La géographie joue également un rôle. Dans les zones urbaines, 11 % s'identifient comme LGBTQ+, contre 10 % dans les banlieues et seulement 7 % dans les zones rurales. Cela confirme une tendance bien connue aux États-Unis, où les grandes villes et les environnements urbains servent davantage de refuges pour la diversité de genre et de sexualité. À la campagne, les normes sociales et les valeurs conservatrices peuvent encore exercer une pression sur ceux qui s'écartent de la norme.
À une époque où les droits des LGBTQ+ sont menacés dans plusieurs régions des États-Unis – avec de nouvelles lois sur l'éducation sexuelle, l'interdiction des personnes transgenres dans le sport et des restrictions à l'accès aux traitements de confirmation du genre – les chiffres de Gallup témoignent également d'une lutte culturelle. Alors que certains tentent de faire reculer les droits, une nouvelle génération se lève et exige d'être vue et entendue selon ses propres conditions.

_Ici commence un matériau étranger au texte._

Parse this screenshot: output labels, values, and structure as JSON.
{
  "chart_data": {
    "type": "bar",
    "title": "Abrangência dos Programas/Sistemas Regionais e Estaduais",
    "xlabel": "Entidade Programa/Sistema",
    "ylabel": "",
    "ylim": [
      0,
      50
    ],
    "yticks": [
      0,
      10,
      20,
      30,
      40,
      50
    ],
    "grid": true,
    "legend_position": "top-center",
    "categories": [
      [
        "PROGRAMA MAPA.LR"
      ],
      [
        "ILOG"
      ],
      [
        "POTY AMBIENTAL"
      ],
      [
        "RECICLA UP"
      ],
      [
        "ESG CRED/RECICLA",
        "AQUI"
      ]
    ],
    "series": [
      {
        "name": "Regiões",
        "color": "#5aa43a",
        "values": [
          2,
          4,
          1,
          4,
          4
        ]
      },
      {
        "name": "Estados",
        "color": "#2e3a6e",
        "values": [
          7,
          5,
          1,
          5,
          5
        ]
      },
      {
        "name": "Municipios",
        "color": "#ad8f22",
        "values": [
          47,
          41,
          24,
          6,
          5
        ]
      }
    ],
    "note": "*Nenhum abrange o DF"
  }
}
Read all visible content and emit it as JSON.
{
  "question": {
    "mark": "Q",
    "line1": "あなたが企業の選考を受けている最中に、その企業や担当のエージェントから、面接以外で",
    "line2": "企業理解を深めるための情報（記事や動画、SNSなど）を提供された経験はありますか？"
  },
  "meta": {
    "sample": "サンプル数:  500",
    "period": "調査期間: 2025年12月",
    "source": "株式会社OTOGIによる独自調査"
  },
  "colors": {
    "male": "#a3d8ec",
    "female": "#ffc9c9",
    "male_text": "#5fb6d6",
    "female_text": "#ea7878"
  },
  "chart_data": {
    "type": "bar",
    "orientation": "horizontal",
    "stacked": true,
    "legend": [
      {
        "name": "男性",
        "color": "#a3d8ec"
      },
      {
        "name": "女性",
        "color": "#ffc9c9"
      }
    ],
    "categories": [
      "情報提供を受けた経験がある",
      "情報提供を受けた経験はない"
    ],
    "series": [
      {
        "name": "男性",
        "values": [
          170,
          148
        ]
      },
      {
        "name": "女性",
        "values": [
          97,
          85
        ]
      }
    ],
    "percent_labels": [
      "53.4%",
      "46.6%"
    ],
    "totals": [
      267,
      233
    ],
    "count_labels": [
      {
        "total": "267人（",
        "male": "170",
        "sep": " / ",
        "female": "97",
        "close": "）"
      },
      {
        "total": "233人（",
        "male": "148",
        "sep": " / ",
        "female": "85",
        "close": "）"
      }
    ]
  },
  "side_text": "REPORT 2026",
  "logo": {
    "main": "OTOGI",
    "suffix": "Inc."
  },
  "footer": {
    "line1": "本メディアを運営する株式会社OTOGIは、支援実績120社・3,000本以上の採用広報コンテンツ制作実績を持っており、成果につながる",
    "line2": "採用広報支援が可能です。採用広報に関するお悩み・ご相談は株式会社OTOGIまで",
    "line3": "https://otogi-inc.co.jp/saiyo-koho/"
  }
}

Le sondage Gallup est basé sur des entretiens téléphoniques menés auprès de plus de 14 000 adultes américains au cours de l'année 2024. Cela en fait l'une des études les plus complètes et les plus fiables sur l'identification LGBTQ+ aux États-Unis. Selon l'institut lui-même, l'évolution sera suivie d'année en année afin de documenter la manière dont la perception que la population a d'elle-même et l'expression de son identité changent au fil du temps.
Tout indique que cette proportion augmentera encore à mesure que la génération Z et les générations suivantes vieilliront. La société américaine évolue – lentement mais sûrement – vers une plus grande visibilité et une meilleure acceptation. Mais cela ne se fait pas sans résistance, et ces chiffres peuvent donc aussi être interprétés comme un rappel : celui de la nécessité d'écouter les nouvelles voix et du fait que la politique identitaire ne se résume pas à des mots et à des étiquettes, mais concerne les personnes et leur vie.
Dans ce contexte, l'opposition de Donald Trump aux initiatives DEI (Diversity, Equity and Inclusion) apparaît particulièrement problématique. Sa politique, qui tente activement de limiter l'attention portée à la diversité et à l'égalité dans les institutions publiques et le monde des affaires, risque de marginaliser précisément les groupes qui, comme le montre cette étude, sont en pleine croissance et ont besoin de visibilité et de reconnaissance. Les chiffres parlent d'eux-mêmes : ce ne sont pas les minorités qui deviennent trop importantes, ce sont les systèmes qui doivent s'adapter à la réalité.